Senior graduated from high school in 1993 and went on to attend The George Washington University in Washington, DC, on a full swimming scholarship. He holds school records for the 1,000 Freestyle with a time of 9:20.20 in 1993, and the 1,650 Freestyle with a time of 15:36.48 in 1997.

==Olympic Training==
Senior graduated in 1997 and joined the United States Army's Elite Athlete program so that he could train for the Olympics. He chose to compete in the modern pentathlon. He competed in many international competitions for several years before his Olympic debut.

==Achievements==
His first major achievement occurred in 1999, when he won the Conseil International du Sport Militaire (CISM) World Championship team event as a member of the U.S. Army team. Also in 1999, he won the first Biathle World Championship (run-swim-run).

- 2004 Olympic Games, 13th place
- 2000 Olympic Games, 6th place
- 2000 Mexico World Cup, 1st
- 2000 Modern Pentathlon World Championships, 15th (individual); relay, team event, 1st
- 2000 CISM World Championships, 2nd
- 1999 Baltic Cup, 1st
- 1999 Biathle World Championships, 1st
- 1999 CISM World Championships, 1st (team event); 15th (individual)
- 1999 National Championships, 3rd
- 1998 National Championships, 6th

In 2000, Senior entered the 2000 World Championships ranked Number 1 in the world.

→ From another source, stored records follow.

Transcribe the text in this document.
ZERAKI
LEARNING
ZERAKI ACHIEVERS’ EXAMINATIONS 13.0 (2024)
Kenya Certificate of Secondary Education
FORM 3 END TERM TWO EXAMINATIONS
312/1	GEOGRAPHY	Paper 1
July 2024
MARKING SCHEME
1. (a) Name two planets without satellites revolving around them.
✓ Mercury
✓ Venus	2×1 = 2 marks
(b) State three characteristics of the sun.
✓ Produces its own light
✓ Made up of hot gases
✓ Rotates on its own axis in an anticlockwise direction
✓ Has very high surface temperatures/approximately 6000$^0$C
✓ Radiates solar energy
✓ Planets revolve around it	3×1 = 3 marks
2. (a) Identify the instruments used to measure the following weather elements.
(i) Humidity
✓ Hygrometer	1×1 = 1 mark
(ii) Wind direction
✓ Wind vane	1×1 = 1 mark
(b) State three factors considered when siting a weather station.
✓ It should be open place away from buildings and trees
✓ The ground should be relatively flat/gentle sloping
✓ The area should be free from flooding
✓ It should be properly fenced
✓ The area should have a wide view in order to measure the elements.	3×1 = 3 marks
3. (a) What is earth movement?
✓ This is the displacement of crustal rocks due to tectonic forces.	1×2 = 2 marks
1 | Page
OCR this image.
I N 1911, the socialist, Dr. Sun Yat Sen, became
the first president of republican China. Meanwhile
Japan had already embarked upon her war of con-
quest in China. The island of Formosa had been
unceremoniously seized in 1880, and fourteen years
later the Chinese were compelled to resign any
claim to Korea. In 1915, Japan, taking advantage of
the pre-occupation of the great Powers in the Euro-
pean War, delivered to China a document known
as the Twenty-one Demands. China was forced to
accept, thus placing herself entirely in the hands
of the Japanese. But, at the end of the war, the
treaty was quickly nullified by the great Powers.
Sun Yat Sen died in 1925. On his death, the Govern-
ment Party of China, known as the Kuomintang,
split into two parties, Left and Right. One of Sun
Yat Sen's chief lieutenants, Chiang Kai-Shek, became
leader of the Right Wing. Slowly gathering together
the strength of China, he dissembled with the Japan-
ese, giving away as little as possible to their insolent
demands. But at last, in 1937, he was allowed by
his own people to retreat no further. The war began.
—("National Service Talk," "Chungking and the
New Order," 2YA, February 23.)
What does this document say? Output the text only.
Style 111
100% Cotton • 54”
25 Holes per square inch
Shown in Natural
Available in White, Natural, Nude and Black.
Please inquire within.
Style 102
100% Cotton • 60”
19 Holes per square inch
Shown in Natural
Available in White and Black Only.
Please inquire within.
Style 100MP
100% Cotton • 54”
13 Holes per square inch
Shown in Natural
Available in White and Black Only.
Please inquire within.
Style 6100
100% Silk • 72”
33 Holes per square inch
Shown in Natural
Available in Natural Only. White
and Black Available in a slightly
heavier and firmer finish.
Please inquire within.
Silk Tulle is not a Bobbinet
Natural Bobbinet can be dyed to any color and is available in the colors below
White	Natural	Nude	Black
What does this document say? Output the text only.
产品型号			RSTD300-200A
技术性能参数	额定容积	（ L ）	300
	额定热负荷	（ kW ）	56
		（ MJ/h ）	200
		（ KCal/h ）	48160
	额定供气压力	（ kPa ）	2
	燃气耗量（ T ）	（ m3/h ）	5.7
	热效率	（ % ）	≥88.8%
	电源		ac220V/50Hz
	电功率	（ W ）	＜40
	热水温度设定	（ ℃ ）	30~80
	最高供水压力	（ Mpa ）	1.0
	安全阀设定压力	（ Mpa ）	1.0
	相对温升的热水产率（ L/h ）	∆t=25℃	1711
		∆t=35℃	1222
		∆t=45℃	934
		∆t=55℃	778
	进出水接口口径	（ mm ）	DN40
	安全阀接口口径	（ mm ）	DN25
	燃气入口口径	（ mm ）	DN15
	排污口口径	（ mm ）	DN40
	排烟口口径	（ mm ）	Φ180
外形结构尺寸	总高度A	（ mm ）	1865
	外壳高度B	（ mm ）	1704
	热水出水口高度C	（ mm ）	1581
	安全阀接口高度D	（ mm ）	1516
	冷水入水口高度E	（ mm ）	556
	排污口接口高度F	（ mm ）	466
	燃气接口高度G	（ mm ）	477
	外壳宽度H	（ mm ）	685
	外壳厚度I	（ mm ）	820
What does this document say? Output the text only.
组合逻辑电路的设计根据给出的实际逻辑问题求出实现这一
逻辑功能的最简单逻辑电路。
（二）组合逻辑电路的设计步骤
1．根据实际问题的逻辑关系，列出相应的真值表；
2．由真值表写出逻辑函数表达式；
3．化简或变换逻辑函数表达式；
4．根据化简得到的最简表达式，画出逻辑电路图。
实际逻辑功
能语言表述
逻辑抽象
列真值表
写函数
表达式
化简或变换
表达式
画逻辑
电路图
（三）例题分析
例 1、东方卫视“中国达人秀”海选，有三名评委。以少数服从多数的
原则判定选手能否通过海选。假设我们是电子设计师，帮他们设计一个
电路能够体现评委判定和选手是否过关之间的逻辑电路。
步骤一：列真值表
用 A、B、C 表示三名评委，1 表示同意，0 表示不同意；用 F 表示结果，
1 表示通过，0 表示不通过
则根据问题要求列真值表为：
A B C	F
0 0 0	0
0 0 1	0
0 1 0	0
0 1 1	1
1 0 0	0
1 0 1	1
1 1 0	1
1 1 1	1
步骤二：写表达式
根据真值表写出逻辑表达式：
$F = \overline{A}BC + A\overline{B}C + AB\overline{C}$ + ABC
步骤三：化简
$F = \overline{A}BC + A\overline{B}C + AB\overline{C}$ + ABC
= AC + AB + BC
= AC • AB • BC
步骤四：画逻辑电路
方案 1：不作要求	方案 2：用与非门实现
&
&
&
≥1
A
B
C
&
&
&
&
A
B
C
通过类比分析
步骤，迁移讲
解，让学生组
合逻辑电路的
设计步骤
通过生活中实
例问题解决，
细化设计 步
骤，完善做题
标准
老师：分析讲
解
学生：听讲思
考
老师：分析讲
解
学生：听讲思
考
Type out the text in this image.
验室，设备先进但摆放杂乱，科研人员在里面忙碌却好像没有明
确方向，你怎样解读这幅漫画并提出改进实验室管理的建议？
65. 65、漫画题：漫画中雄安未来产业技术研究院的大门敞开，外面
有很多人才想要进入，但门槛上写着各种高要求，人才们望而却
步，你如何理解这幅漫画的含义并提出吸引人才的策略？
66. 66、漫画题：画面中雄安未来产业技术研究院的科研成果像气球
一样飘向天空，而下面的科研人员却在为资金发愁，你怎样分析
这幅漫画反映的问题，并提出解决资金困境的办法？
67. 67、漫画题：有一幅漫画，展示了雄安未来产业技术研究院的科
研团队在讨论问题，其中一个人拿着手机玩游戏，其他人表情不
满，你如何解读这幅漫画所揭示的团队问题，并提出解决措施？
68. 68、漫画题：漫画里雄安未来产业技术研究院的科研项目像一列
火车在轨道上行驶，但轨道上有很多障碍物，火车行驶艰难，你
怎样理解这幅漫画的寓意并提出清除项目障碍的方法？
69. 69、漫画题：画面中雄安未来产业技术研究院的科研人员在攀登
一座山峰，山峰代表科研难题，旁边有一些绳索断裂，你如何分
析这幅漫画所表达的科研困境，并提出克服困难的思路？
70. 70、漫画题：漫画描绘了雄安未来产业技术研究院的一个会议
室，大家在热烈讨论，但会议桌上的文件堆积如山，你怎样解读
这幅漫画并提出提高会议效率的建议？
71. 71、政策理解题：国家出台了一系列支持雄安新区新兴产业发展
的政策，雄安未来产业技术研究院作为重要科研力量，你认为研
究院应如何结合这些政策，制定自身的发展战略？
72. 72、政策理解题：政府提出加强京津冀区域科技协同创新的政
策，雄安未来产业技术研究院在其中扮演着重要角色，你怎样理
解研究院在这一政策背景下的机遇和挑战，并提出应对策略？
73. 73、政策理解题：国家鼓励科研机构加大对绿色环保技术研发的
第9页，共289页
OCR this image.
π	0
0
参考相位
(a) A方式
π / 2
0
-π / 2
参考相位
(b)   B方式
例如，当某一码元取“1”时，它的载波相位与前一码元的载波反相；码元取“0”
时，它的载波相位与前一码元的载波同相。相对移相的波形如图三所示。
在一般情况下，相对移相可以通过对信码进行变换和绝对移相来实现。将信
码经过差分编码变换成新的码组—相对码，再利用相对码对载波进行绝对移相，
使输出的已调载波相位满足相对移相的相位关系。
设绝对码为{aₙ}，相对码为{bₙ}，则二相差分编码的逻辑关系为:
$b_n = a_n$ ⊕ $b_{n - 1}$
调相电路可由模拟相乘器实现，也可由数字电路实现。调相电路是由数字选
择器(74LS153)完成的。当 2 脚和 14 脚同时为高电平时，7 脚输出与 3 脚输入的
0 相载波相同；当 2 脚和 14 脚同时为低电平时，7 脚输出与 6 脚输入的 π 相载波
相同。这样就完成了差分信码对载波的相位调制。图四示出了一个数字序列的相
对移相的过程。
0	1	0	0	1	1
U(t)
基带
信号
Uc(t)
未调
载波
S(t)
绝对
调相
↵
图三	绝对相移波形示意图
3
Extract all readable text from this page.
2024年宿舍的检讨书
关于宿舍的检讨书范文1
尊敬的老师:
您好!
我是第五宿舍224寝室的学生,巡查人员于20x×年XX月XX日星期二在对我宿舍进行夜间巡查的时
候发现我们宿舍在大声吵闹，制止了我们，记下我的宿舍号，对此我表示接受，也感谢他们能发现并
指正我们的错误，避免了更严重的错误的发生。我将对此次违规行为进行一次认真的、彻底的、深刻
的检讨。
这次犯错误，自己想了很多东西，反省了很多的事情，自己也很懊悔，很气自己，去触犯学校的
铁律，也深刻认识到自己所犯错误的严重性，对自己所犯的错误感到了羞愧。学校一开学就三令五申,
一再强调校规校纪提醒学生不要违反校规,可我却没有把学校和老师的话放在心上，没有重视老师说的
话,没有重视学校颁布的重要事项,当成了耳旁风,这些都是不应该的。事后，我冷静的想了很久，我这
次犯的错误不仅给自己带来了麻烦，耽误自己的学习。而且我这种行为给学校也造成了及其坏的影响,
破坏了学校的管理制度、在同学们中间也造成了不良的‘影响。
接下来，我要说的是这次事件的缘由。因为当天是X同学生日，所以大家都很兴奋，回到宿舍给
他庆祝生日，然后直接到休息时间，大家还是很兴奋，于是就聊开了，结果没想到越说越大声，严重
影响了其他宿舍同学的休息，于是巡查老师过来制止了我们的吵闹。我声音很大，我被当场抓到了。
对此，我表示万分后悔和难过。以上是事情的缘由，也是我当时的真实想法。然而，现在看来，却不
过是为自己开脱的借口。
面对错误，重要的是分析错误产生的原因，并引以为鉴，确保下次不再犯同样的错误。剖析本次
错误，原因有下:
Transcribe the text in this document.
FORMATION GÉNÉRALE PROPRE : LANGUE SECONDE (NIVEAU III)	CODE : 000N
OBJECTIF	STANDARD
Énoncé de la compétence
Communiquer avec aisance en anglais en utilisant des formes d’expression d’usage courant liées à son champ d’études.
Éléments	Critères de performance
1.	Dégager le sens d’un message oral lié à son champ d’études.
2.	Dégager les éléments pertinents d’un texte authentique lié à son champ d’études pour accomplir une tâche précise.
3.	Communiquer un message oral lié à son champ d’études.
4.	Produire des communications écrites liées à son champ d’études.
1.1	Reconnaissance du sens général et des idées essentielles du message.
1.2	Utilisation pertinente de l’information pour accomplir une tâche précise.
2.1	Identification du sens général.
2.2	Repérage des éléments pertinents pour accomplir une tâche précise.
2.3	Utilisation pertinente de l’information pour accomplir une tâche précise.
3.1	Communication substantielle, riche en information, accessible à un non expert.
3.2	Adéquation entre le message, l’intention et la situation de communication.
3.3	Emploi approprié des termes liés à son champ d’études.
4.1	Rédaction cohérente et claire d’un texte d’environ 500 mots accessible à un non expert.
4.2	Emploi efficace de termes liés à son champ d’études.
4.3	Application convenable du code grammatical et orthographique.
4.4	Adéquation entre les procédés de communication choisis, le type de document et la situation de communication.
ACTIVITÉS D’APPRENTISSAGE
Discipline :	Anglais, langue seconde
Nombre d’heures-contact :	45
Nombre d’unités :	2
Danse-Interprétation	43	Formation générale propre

Although his U.S. men's team won two gold medals in relay and team, he finished a disappointing 15th in individual competition. That same year, Senior had first, third and fourth place finishes at World Cup events.

Senior competed in the 2000 Summer Olympics in Sydney and the 2004 Summer Olympics in Athens. He finished 6th in 2000, and 13th in 2004.

==U.S. Air Force==
As of 2018, Senior serves as a Lt Col in the U.S. Air Force, specifically a Combat Rescue Officer – a specialist who goes into "austere and non-permissive environments" to save downed air crew members. He is a member of the 920th Rescue Wing and has served two tours in Afghanistan and one in Iraq.